I was shopping at the mall with my mother and I started to feel rather sluggish. My muscles were aching and I could not concentrate on what she was saying to me.
We had just eaten lunch and I apparently didn’t take a large enough bolus with my Omnipod insulin pump to cover my meal.
“Katie, are you high?” my mother asked in a very concerned, but unfortunately rather loud voice.
The people around us, old and young, all turned to stare at me – the teenager who was accused of being “high” by her own mother.
After that incident, she decided to change the wording of her questions when it came to my diabetes medical issues. The revised way to ask the same question is now, “Katie, is your blood sugar high?”
I’m sure this has happened to other teenagers with type 1 diabetes, because it’s just a common language for us. Our family members don’t think twice about asking if we’re “high” or “low.” This is the slang I use and I am sure some of you may use as well to describe diabetes-related situations.
- “D-Bag”: A bag to carry your diabetes supplies in.
- Needing “a pen”: No, this doesn’t mean you need to write a letter. It’s when you need a shot of insulin through an insulin pen.
- “Food Police”: Those people who question every piece of food you put in your mouth and often say things like, “Should you really be eating that?”

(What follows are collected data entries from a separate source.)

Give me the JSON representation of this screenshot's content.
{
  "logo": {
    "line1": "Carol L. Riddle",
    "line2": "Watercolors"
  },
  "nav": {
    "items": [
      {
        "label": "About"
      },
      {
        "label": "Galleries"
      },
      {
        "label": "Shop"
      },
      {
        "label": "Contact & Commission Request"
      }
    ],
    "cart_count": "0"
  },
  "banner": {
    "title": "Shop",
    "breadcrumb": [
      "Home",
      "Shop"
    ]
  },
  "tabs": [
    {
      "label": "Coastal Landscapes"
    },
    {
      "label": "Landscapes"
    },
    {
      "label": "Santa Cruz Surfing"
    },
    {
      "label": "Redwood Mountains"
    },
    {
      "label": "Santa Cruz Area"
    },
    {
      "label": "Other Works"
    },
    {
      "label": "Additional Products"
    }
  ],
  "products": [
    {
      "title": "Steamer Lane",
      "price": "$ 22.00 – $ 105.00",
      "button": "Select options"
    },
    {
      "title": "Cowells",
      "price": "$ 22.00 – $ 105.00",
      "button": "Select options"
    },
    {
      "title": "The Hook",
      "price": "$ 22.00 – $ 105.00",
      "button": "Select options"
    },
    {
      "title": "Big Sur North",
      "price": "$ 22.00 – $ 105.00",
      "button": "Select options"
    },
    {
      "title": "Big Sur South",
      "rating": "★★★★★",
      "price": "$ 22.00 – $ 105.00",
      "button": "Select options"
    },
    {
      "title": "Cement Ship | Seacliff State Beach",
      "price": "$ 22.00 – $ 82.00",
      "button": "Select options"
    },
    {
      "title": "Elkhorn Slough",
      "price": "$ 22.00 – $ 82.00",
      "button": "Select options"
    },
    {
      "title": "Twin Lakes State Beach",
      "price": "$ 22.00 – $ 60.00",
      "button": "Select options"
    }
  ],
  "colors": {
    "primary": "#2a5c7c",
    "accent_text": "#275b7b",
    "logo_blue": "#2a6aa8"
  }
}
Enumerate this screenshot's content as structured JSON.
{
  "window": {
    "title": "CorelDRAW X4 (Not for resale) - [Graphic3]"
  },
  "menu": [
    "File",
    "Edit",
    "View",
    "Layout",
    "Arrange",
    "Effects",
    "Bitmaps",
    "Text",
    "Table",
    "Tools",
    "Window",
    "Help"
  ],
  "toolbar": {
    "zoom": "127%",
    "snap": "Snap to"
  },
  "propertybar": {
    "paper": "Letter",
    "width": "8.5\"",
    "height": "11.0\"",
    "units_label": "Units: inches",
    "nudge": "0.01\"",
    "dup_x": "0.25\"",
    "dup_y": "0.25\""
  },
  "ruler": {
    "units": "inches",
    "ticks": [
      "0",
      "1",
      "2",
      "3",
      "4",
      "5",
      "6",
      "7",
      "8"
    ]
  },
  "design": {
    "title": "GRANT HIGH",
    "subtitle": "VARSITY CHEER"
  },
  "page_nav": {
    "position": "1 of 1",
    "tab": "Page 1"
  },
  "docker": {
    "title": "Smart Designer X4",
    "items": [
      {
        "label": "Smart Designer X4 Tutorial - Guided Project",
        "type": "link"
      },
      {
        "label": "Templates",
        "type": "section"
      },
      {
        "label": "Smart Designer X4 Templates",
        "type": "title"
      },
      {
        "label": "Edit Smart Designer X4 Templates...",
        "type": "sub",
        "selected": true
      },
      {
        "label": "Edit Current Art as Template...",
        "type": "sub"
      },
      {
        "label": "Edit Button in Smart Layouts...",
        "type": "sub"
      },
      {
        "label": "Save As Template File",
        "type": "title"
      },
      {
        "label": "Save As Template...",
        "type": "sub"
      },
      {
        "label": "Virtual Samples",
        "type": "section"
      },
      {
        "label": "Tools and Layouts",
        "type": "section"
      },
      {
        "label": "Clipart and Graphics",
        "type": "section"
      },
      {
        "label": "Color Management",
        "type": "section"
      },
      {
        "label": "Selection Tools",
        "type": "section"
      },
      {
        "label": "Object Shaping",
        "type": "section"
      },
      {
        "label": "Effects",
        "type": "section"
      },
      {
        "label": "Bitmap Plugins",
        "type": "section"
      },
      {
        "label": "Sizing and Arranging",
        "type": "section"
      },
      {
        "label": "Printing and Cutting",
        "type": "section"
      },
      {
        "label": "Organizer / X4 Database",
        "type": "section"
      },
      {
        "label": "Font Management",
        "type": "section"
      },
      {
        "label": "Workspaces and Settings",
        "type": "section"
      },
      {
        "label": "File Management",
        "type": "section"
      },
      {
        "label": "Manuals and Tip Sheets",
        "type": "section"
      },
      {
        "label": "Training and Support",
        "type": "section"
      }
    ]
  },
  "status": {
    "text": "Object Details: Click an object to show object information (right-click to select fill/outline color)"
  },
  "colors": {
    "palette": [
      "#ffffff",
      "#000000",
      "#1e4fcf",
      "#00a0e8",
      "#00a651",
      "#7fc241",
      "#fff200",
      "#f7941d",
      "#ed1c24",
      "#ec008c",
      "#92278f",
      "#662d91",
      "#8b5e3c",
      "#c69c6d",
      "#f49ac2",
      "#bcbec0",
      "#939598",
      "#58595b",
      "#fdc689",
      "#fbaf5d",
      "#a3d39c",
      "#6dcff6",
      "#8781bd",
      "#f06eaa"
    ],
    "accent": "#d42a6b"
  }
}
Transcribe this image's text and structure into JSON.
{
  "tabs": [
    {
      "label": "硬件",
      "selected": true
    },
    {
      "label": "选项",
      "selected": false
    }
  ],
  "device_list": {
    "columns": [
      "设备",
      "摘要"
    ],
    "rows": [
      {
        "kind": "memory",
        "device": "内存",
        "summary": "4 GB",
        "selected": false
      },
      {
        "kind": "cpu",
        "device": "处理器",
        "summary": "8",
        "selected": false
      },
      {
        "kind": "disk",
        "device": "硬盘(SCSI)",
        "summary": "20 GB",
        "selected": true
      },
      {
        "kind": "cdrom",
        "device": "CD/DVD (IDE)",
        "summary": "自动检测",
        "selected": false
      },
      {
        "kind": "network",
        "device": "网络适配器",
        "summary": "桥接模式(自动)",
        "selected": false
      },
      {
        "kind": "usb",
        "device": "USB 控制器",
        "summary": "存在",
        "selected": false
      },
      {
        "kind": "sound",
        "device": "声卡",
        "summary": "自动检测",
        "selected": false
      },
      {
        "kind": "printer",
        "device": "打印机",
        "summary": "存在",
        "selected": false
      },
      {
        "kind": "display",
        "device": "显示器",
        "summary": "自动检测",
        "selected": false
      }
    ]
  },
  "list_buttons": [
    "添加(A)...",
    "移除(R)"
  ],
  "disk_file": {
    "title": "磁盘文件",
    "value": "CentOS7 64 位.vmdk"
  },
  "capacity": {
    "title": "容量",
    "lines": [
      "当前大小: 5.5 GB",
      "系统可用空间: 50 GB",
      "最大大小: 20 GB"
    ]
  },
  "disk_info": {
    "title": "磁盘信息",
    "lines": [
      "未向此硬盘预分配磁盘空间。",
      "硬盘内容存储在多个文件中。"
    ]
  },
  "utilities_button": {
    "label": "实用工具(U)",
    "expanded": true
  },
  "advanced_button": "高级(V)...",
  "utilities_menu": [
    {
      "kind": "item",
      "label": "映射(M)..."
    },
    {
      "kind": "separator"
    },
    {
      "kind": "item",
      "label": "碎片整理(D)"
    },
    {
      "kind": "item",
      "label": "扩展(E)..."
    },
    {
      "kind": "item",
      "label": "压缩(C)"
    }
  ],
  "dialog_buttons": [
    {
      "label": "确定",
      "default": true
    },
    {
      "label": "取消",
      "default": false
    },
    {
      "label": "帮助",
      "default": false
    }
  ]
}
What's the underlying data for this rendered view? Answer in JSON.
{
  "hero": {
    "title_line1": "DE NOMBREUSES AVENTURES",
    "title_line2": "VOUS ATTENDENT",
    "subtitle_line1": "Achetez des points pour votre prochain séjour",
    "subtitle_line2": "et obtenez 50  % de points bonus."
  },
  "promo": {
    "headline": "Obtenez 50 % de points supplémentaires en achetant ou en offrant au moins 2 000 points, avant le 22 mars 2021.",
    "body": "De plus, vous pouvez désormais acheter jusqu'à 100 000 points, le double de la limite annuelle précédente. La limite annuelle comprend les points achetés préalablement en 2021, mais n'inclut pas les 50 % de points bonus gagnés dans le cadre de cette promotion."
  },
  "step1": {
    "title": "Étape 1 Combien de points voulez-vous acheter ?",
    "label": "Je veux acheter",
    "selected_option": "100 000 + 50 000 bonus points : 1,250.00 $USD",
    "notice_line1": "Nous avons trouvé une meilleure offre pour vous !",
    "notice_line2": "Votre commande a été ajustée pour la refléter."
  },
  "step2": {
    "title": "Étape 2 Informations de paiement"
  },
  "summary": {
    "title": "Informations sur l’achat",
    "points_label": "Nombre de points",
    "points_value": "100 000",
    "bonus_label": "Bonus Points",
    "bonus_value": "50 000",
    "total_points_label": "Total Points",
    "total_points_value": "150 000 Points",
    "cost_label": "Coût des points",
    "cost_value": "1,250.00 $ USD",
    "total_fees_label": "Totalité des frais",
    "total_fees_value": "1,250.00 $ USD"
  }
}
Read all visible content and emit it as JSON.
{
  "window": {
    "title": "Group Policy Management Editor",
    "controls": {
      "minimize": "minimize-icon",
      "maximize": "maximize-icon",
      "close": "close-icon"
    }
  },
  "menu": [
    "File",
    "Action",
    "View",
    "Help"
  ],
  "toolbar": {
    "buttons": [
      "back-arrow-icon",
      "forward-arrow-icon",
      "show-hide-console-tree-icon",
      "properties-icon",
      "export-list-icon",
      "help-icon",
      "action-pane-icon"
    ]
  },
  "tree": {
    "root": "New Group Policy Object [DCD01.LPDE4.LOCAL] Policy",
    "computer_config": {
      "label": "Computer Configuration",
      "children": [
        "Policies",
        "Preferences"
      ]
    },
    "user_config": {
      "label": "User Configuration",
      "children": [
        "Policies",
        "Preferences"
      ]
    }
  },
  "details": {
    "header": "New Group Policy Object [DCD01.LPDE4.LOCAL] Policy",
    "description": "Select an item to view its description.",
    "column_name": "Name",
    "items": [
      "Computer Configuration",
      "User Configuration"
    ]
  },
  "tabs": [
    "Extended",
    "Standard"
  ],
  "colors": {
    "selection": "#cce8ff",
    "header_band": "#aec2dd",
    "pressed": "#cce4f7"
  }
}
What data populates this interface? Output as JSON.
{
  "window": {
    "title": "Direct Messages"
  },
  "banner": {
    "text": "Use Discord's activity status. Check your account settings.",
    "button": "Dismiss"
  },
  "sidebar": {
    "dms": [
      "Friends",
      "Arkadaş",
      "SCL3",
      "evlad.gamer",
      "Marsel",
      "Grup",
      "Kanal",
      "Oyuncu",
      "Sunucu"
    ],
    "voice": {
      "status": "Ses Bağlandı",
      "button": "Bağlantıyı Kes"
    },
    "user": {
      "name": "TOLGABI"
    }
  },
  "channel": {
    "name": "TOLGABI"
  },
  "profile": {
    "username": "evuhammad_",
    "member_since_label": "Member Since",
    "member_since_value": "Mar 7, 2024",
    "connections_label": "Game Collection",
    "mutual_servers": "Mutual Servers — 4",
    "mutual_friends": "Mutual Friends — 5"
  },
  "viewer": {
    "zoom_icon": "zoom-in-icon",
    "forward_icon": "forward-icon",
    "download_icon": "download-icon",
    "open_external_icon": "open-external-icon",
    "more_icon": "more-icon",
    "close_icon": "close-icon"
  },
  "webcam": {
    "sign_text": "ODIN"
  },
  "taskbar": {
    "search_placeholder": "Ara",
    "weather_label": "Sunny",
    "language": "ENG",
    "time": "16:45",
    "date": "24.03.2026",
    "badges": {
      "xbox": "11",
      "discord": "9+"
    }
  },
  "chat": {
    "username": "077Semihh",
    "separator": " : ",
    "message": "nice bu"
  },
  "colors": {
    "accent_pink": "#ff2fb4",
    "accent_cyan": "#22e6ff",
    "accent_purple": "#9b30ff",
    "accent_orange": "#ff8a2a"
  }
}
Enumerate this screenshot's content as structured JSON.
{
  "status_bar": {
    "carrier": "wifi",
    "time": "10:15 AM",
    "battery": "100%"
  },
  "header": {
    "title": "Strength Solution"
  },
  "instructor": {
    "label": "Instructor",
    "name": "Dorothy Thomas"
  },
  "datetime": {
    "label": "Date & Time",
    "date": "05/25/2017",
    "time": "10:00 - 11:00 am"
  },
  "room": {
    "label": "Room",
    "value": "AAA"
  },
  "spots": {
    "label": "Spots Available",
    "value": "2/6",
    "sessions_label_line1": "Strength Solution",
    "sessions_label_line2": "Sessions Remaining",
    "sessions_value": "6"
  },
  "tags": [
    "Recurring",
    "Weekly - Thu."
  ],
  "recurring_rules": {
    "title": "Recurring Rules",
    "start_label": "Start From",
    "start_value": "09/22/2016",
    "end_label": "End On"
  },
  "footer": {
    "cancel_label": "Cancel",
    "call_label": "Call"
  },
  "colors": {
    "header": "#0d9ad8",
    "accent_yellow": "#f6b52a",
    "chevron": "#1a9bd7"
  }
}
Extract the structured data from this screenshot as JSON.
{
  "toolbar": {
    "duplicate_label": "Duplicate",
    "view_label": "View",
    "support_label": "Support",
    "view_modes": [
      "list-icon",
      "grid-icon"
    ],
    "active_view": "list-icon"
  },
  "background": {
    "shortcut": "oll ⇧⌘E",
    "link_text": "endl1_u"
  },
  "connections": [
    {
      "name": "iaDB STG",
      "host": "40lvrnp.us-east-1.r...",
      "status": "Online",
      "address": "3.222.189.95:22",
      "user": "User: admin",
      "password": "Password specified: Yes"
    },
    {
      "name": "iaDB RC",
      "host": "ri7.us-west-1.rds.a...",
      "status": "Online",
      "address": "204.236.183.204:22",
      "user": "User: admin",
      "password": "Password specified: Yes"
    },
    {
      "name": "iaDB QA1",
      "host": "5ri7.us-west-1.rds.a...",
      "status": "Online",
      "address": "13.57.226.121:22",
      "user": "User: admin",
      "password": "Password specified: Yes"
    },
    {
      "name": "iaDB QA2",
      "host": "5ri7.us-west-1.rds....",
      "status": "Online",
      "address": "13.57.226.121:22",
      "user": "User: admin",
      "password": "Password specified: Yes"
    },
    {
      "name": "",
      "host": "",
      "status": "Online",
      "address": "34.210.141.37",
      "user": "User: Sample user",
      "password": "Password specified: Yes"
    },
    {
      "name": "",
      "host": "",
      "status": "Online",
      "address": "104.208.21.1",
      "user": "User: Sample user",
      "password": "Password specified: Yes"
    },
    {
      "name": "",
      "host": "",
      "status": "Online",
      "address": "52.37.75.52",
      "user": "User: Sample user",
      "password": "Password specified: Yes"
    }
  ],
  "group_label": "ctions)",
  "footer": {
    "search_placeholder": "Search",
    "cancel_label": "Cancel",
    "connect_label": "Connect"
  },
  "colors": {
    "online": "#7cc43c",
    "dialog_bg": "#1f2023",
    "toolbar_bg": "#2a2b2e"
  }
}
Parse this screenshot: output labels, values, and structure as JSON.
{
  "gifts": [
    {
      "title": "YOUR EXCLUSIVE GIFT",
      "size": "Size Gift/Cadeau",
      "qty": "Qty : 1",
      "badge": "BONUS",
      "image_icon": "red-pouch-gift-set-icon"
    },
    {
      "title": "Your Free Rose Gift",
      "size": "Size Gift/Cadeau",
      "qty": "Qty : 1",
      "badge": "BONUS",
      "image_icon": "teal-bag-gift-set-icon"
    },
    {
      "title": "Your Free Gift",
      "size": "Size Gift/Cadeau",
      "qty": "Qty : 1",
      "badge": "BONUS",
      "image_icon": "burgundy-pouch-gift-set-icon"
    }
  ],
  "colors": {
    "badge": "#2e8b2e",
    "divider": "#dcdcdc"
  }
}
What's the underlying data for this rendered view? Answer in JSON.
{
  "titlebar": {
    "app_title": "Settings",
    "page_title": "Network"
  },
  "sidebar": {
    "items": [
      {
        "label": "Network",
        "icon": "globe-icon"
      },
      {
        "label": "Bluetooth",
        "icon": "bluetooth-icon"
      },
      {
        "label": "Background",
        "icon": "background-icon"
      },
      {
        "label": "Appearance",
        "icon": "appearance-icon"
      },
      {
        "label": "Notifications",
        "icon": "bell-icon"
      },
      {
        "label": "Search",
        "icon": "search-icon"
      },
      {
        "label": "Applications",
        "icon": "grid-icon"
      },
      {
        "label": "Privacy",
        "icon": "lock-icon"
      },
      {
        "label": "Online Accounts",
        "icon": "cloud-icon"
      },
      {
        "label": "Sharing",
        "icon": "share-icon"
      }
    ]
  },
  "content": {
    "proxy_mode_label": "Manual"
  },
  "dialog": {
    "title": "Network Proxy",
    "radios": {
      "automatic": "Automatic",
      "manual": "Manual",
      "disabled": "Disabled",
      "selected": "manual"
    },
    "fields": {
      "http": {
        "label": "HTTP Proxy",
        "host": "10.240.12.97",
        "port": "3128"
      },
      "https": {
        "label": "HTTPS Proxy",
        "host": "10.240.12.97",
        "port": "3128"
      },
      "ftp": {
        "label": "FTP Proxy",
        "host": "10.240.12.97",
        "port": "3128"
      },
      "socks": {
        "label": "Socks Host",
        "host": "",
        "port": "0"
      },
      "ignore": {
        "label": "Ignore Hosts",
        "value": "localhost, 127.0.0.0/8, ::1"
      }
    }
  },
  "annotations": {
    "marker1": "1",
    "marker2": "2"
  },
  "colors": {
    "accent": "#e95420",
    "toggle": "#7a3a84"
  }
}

- “Poker”: Another name for your finger pricker. Let’s be honest, poker sounds a lot cooler.
- Saying “I’m beeping” when your insulin pump beeps (to remind you to test blood sugar, expiration warning, etc.) and people think you’re going to blow up or something.
- “Shooting up”: It may sound odd to the non-diabetic, but this means taking your dose of insulin.
What “diabetes slang” do you use? Has it ever resulted in raised eyebrows from others around you?